First, Defendants seek to exclude the testimony of Dr. Penn that Plaintiff provided a FAPE because it is contrary to conclusions made by this Court. (Docket No. 58, ¶ 2). In response, Plaintiff indicates that it offered the report of Dr. Penn prior to this Court's rulings on the issue of a denial of a FAPE. (Docket No. 62, p. 5, n. 3). Based on the same, Plaintiff submits that it is now only offering Dr. Penn as an expert to address the issue of pain and suffering. Id. Thus, this issue is now moot.
Second, Defendants argue that Dr. Penn's report is not reliable or fit to assist this Court. (Docket No. 58, ¶ 4; Docket No. 59, pp. 6-8). Specifically, with regard to the only remaining issue of compensatory damages, Defendants suggest that Dr. Penn omits any reference to observing or assessing H.H.'s educational or behavioral levels or losses. (Docket No. 59, p. 7). This argument, however, goes to weight, not admissibility.
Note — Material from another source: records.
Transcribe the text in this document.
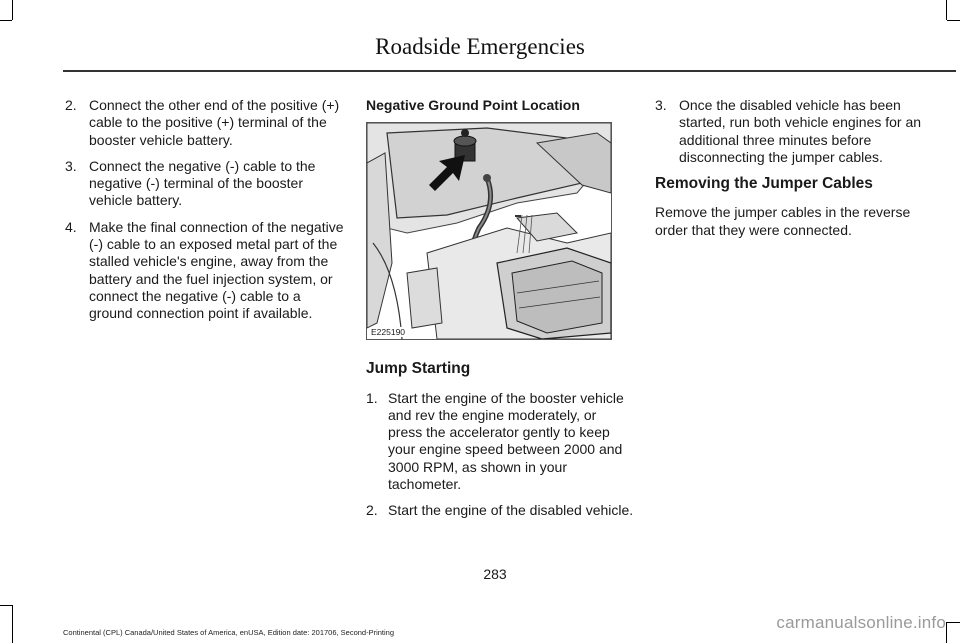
Roadside Emergencies
2. Connect the other end of the positive (+) cable to the positive (+) terminal of the booster vehicle battery.
3. Connect the negative (-) cable to the negative (-) terminal of the booster vehicle battery.
4. Make the final connection of the negative (-) cable to an exposed metal part of the stalled vehicle's engine, away from the battery and the fuel injection system, or connect the negative (-) cable to a ground connection point if available.
Negative Ground Point Location
E225190
Jump Starting
1. Start the engine of the booster vehicle and rev the engine moderately, or press the accelerator gently to keep your engine speed between 2000 and 3000 RPM, as shown in your tachometer.
2. Start the engine of the disabled vehicle.
3. Once the disabled vehicle has been started, run both vehicle engines for an additional three minutes before disconnecting the jumper cables.
Removing the Jumper Cables

Remove the jumper cables in the reverse order that they were connected.

283
Continental (CPL) Canada/United States of America, enUSA, Edition date: 201706, Second-Printing
carmanualsonline.info
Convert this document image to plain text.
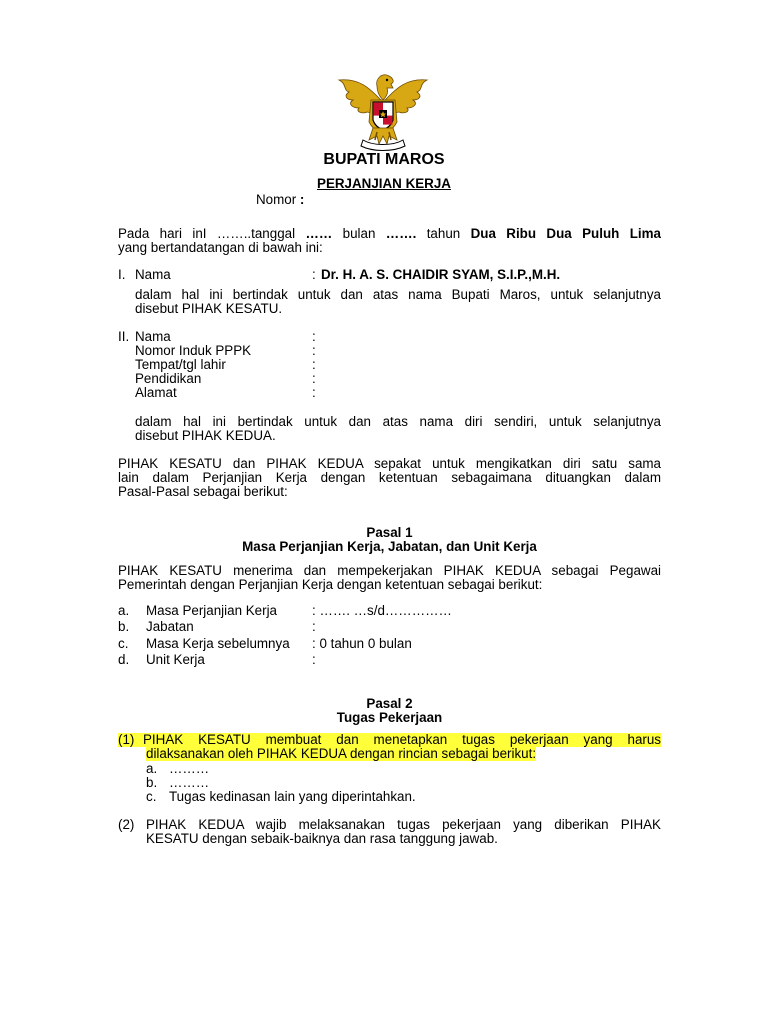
BUPATI MAROS
PERJANJIAN KERJA
Nomor :
Pada hari inI ……..tanggal …… bulan ……. tahun Dua Ribu Dua Puluh Lima
yang bertandatangan di bawah ini:
I. Nama	: Dr. H. A. S. CHAIDIR SYAM, S.I.P.,M.H.
dalam hal ini bertindak untuk dan atas nama Bupati Maros, untuk selanjutnya
disebut PIHAK KESATU.
II. Nama	:
Nomor Induk PPPK	:
Tempat/tgl lahir	:
Pendidikan	:
Alamat	:
dalam hal ini bertindak untuk dan atas nama diri sendiri, untuk selanjutnya
disebut PIHAK KEDUA.
PIHAK KESATU dan PIHAK KEDUA sepakat untuk mengikatkan diri satu sama
lain dalam Perjanjian Kerja dengan ketentuan sebagaimana dituangkan dalam
Pasal-Pasal sebagai berikut:
Pasal 1
Masa Perjanjian Kerja, Jabatan, dan Unit Kerja
PIHAK KESATU menerima dan mempekerjakan PIHAK KEDUA sebagai Pegawai
Pemerintah dengan Perjanjian Kerja dengan ketentuan sebagai berikut:
a. Masa Perjanjian Kerja	: ……. …s/d……………
b. Jabatan	:
c. Masa Kerja sebelumnya : 0 tahun 0 bulan
d. Unit Kerja	:
Pasal 2
Tugas Pekerjaan
(1) PIHAK KESATU membuat dan menetapkan tugas pekerjaan yang harus
dilaksanakan oleh PIHAK KEDUA dengan rincian sebagai berikut:
a. ………
b. ………
c. Tugas kedinasan lain yang diperintahkan.
(2) PIHAK KEDUA wajib melaksanakan tugas pekerjaan yang diberikan PIHAK
KESATU dengan sebaik-baiknya dan rasa tanggung jawab.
Third, Defendants ague that Dr. Penn is not an expert. (Docket No. 58, ¶ 5; Docket No. 59, pp. 8-9). Based on a review of Dr. Penn's curriculum vita, however, I disagree. See, Docket No. 59, Exhibit A. Dr. Penn is qualified as an expert to testify in this case as to the remaining issue of compensatory damages for violations of the ADA and § 504 of the Rehabilitation Act.
THEREFORE, this 14th day of March, 2006, after careful consideration of the pending Motion, it is Ordered that the Motion in Limine (Docket No. 58), is denied.